Föderiertes Werkzeug
Eine föderierte Arbeitsumgebung (Federated Workbench) ist eine integrierte, kollaborative Umgebung, die es Benutzern und Modellen ermöglicht, mit Daten zu interagieren, die über mehrere, unabhängige Quellen oder Knoten verteilt bleiben. Anstatt alle Daten in einem einzigen zentralen Repository zu aggregieren, erleichtert die Arbeitsumgebung die Berechnung und das Modelltraining lokal, dort, wo sich die Daten befinden.
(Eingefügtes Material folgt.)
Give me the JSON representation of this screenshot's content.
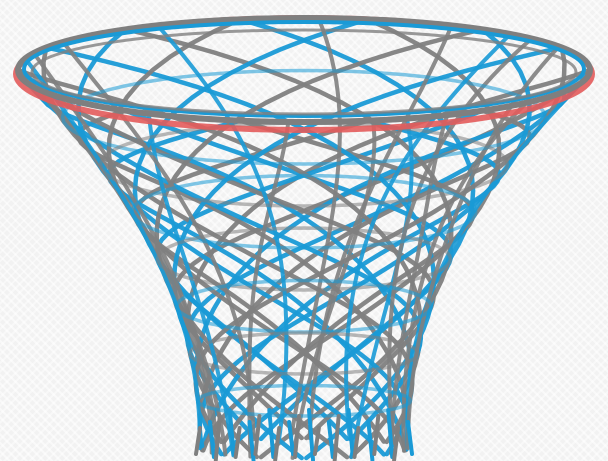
{
  "image": {
    "subject": "basketball-net",
    "colors": {
      "background": "#f2f2f2",
      "net_blue": "#1a9ad6",
      "net_gray": "#7f7f7f",
      "rim_red": "#e35b5b"
    }
  }
}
In modernen Unternehmensumgebungen sind Daten selten zentralisiert. Sie befinden sich auf Edge-Geräten, regionalen Datenbanken oder in Partnersystemen aufgrund regulatorischer Einschränkungen (wie DSGVO) oder Latenzanforderungen. Die föderierte Arbeitsumgebung begegnet diesem Problem, indem sie leistungsstarke Analysen und die Entwicklung von KI-Modellen ermöglicht, während die Datenhoheit und der Datenschutz gewahrt bleiben.
Der Kernmechanismus besteht in der Verteilung der analytischen Arbeitslast. Eine zentrale Orchestrierungsschicht verwaltet den Arbeitsablauf, aber die eigentliche Datenverarbeitung, das Modelltraining oder die Abfrage erfolgt an den lokalen Knoten. Nur Modellaktualisierungen, aggregierte Erkenntnisse oder verschlüsselte Parameter – nicht die Rohdaten selbst – werden zur Aggregation oder Verfeinerung an die zentrale Arbeitsumgebung zurückgesendet.
Dieses Konzept steht in enger Beziehung zum Föderierten Lernen (Federated Learning), Distributed Computing und Data Mesh Architekturen, von denen alle die dezentrale Datenkontrolle priorisieren.